3. Procaspase-8L and caspase-8p41 both contain a truncated C-terminal domain. In the case of casp8p41, the lack of the catalytic C360, as well as the subsequent p10 subunit, makes it unable to dimerise and activate other normal procaspase-8. Thus, it stimulates cell death either by acting as a scaffold protein directing the recruitment of functional procaspase-8, or trigger apoptosis in caspase-8 independent manners [4]. In the case of procaspase-8L, there is an insertion of 136bp fragment which generates a stop codon, leading to the synthesis of pre-mature procaspase-8 with only a part of p18. Owing to the presence of intact DEDs, procasp-8L can still bind to FADD, but is unable to induce apoptosis. Therefore, it has the potential of inhibiting caspase-8 dependent apoptosis by competing with isoform 8a or b for the recruitment site of FADD.
MSA between species
Based on the alignments of procasp-8 sequences across different species (human, mice and drosophila), we can observe:
1. The mice homologue of procaspase-8 shares high level of similarity with the human isoform b, as indicated by the large amounts of black shading between the two sequences. The signature RxDL motif is highly conserved, so does the hydrophobic patch FL in the helical bundles.

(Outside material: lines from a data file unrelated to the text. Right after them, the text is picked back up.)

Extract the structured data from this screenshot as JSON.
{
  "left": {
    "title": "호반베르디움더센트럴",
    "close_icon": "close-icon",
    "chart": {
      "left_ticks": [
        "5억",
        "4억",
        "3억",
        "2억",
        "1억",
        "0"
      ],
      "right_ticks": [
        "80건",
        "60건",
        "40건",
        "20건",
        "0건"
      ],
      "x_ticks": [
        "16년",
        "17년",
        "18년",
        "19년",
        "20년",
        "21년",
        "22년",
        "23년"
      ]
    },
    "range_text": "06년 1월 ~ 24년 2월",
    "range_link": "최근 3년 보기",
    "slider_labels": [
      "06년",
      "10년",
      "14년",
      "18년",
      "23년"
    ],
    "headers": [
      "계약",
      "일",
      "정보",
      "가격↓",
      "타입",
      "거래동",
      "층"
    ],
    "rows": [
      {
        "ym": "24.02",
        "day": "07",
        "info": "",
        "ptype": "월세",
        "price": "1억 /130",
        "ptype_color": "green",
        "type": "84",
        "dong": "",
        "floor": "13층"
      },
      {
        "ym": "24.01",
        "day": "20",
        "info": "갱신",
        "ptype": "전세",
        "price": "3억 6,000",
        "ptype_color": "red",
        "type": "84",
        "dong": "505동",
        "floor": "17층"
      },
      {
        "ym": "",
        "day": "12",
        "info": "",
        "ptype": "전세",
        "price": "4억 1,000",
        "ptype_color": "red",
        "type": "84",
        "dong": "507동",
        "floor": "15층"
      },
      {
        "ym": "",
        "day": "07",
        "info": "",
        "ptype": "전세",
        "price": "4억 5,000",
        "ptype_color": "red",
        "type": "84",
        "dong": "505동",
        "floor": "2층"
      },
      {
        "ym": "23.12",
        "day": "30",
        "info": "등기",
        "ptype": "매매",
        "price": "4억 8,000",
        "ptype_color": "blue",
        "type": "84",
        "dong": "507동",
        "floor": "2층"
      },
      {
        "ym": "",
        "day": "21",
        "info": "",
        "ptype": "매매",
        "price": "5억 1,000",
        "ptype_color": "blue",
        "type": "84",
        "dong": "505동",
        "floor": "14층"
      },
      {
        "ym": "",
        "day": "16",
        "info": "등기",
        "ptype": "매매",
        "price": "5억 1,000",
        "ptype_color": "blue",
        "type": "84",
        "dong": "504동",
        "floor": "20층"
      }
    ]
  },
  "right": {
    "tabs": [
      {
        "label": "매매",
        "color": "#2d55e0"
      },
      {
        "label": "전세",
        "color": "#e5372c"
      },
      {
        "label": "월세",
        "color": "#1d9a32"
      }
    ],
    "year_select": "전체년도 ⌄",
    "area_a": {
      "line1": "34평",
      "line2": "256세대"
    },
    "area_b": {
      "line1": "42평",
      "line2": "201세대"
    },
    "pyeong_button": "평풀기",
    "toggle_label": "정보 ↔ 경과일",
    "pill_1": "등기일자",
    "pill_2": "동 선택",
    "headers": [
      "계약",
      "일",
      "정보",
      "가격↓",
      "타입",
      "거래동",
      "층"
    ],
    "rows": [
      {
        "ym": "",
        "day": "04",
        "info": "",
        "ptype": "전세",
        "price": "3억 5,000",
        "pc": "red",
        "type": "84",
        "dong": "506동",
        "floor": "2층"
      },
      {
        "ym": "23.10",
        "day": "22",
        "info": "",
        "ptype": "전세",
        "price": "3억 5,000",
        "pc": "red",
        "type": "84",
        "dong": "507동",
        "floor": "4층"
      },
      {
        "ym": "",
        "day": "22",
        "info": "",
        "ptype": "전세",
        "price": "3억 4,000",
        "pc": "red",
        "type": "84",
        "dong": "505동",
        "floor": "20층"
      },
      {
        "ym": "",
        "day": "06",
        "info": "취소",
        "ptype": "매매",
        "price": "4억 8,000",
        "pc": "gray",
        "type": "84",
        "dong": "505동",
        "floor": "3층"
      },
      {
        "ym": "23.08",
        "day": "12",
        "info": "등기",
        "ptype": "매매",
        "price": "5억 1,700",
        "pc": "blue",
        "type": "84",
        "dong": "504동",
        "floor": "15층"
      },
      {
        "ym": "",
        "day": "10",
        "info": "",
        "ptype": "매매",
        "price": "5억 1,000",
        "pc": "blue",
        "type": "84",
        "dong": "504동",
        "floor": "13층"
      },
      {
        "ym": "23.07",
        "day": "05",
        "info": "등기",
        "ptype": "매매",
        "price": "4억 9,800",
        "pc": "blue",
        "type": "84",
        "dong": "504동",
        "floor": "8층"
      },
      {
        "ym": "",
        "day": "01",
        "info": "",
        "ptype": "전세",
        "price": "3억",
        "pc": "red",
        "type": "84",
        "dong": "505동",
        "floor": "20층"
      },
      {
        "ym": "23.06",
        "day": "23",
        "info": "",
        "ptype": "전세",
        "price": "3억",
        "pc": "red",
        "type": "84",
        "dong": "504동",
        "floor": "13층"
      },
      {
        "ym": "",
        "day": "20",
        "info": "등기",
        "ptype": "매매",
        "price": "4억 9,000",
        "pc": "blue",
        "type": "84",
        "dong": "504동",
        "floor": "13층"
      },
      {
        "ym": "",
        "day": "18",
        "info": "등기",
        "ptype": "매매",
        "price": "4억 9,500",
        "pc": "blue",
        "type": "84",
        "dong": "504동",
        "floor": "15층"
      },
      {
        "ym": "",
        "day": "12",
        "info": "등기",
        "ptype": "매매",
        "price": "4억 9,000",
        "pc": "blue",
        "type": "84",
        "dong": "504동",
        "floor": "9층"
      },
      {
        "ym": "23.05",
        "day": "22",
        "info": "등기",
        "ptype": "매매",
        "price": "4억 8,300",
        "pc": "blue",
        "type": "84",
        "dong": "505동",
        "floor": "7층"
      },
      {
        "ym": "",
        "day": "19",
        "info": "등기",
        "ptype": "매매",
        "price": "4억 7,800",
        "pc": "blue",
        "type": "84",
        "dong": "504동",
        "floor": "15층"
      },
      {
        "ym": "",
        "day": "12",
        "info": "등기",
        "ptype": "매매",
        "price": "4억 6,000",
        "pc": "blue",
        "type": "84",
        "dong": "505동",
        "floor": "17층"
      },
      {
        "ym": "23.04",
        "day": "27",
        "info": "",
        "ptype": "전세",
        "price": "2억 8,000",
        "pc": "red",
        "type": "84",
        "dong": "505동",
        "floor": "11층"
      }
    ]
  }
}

2. Dredd (drosophila homologue of procaspase-8) is found to share only some similarity with the human procasp-8. However, the essential residues His345 and Cys386 are still highly conserved across all three species. This indicates the crucial role of His and Cys residues in the catalytic activity of casp-8 [5].

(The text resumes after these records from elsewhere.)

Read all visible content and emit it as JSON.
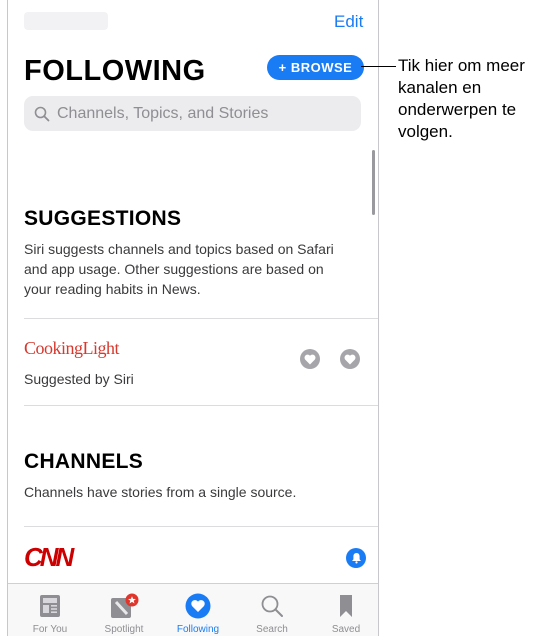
{
  "header": {
    "edit_label": "Edit",
    "title": "FOLLOWING",
    "browse_label": "+ BROWSE"
  },
  "search": {
    "placeholder": "Channels, Topics, and Stories",
    "icon": "search-icon"
  },
  "suggestions": {
    "title": "SUGGESTIONS",
    "description": "Siri suggests channels and topics based on Safari and app usage. Other suggestions are based on your reading habits in News.",
    "item": {
      "logo_text": "CookingLight",
      "subtitle": "Suggested by Siri",
      "actions": [
        "heart-icon",
        "heart-icon"
      ]
    }
  },
  "channels": {
    "title": "CHANNELS",
    "description": "Channels have stories from a single source.",
    "item": {
      "logo_text": "CNN",
      "action_icon": "bell-icon"
    }
  },
  "tabbar": {
    "tabs": [
      {
        "label": "For You",
        "icon": "newspaper-icon",
        "active": false
      },
      {
        "label": "Spotlight",
        "icon": "spotlight-icon",
        "active": false
      },
      {
        "label": "Following",
        "icon": "heart-icon",
        "active": true
      },
      {
        "label": "Search",
        "icon": "search-icon",
        "active": false
      },
      {
        "label": "Saved",
        "icon": "bookmark-icon",
        "active": false
      }
    ]
  },
  "callout": {
    "text": "Tik hier om meer kanalen en onderwerpen te volgen."
  },
  "colors": {
    "accent": "#1a7cf4",
    "cooking_light_red": "#d6392e",
    "cnn_red": "#cc0000",
    "spotlight_badge": "#e0352b"
  }
}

3. In addition, the signature QACQG which is characteristic of all caspases is also observed in Dredd, except that the consensus Glycine (G) is occupied by Glutamate (E) [5]. This also indicates that the QACQG/E motif bears important catalytic activity, and therefore is conserved over evolution across different species.
Analysis
[1] ZF Xu, KJ Tang, M Wang, Q Rao, BL Liu, and JX Wang. A New Caspase-8 Isoform Caspase-8s Increased Sensitivity to Apoptosis in Jurkat Cells. Journal of Biomedicine and Biotechnology. 2009; 1-10. Article ID:930462. doi:10.1155/2009/930462
[2] J S Riley, A Malik, C Holohan and D B Longley. DED or alive: assembly and regulation of the death effector domain complexes. Cell death and disease. 2015; 6: e1866.
[3] JK Yang. FLIP as an anticancer therapeutic target. Yonsei Medical Journal. 2008; 49 (1): 19-27.

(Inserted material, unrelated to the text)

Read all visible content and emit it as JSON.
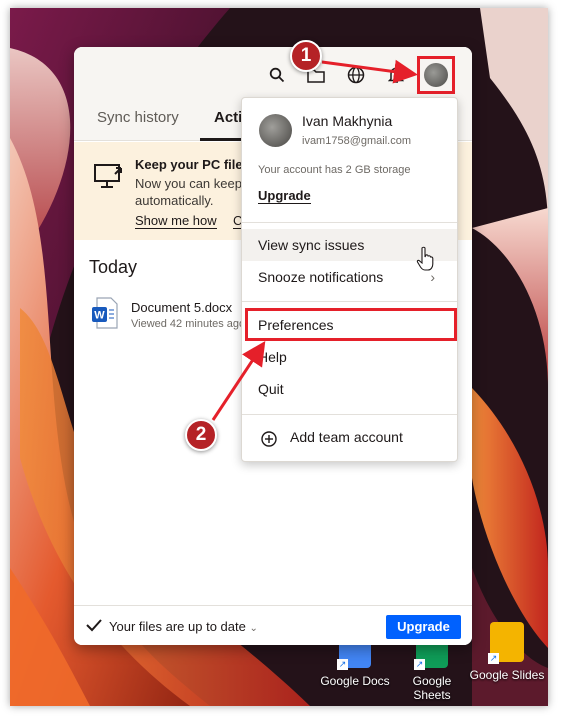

[4] A Algeciras-Schimnich, A Belzacq-Casagrande, GD Bren, Z Nie, JA Taylor, SA Rizza, C Brenner, and AD Badley. Analysis of HIV Protease Killing Through Caspase 8 Reveals a Novel Interaction Between Caspase 8 and Mitochondria. The Open Virology Journal. 2007; 1: 39-46.
[5] P Chen, A Rodriguez, R Erskine, T Thach, JM Abrams. Dredd, a Novel Effector of the Apoptosis Activators Reaper, Grim,and Hid in Drosophila. Developmental Biology. 1998; 201: 202-216.